Allez, on va appeler ça fenêtre sur cour. Ca consiste à être un beau jeune homme, à épier les voisins et à se faire dorloter par une grande blonde très classe tout en élucidant un crime. Et bien sûr il est handicapé par un pied dans le plâtre. Ca c’est dans le film. Dans mon cas, il y a le pied, le plâtre, et c’est pas le pied. D’abord je suis une femme, pas très jeune mais qui fait comme si. Ensuite, épier les voisins n’aurait rien de folichon, car chez moi, c’est fenêtre sur rue. Et puis la grande blonde, c’est moyen, c’est pas un fantasme qui me concerne. Moi j’ai mon doudou, le même qu’il y a vingt trois ans. Il a blanchi et s’est enrobé un peu. Il se demande si le calvaire qui le guette, trois semaines avec moi ronchonnant dans le canapé n’est pas plus atroce que vingt ans de mariage. Mais il fait face courageusement, les courses, la litière des chats, la gamelle des chats, celle des enfants et la mienne. Et si j’insiste un peu, pas trop, faut pas pousser, il passe la serpillière et l’aspirateur. Il s’adapte, il compose, il grince des dents en dedans.

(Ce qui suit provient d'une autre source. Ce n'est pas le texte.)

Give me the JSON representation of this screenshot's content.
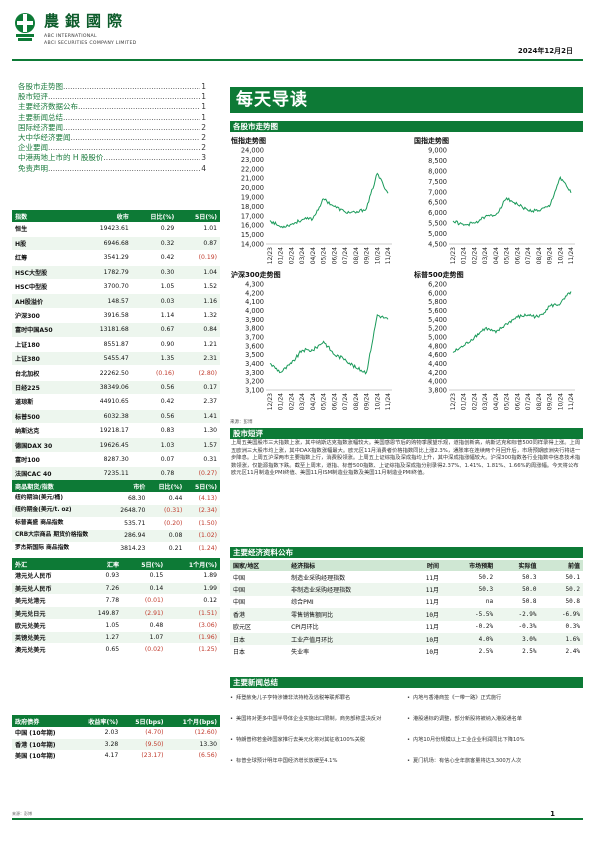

Il faut dire aussi que j’ai pas été maligne. Un petit rayon de soleil, trois degrés de plus, le printemps qui arrive et hop ! J’ai enfilé la mini robe que je me suis achetée et les bottes djeunes qui vont avec. Et j’ai joué à être la copine de ma fille. Eh bien, je suis certaine que les bottes, elles ont fait exprès. Ah ouais, tu te crois encore dans le coup, eh bien prend ça ma vieille. Et que je dérape dans le parking, juste avant d’arriver à la voiture. Bécassine et ses quatre fers en l’air. Courageuse, pas crié, pas pleuré. Restée digne. Juste appelé doudou avec mon portable. Et les copines au bureau. Pour qu’elles fassent sans moi. J’imagine la scène, parce que ça les amuse forcément de se représenter ma pomme étalée comme un chou à la crème. Enfin, ça les amuse mais ça désorganise le planning. Mais je leur fais confiance, je suis un gros chat impotent et absent, alors les souris pendant ce temps…
Mon problème c’est que j’ai personne à espionner. Hier c’était la journée « j’attends ». Les résultats de la radio et qu’on me plâtre à l’hôpital. Dans la salle, j’ai fermé les yeux parce que tous ces gens qui souffrent, ça me stresse. Et ces goujats qui ont failli buter dans mon pied, je les aurais tués. Au moins, je n’ai pas vraiment entendu passer le temps. Aujourd’hui clouée dans mon canapé, je le vois et je l’entends. Il est dans chaque lettre que je tape sur l’ordinateur et je m’ennuie. Alors j’extrapole, je recrée mon univers au boulot.
Le bruit des imprimantes, les « bonjour madame, bonsoir, à bientôt, pas plus de six par jour, à garder au réfrigérateur »… L’odeur du café à 10 heures, les caisses qui s’empilent dans l’entrée. Les « hello les filles » du livreur, les compliments parfois douteux des clients, leurs réclamations, leur anxiété, leurs angoisses. Et nos bavardages de filles qui agacent parfois le seul homme de l’équipe. Tout cela constitue l’ambiance d’une pharmacie. ET ME MANQUE !!!
J’ai trois semaines à râler sur mon sort. Enfin, ya pire. Je me dis que les jours rallongent, que mes minis, j’aurai toujours l’occasion de les remettre. Un peu de patience. Ce sera fenêtre sur court.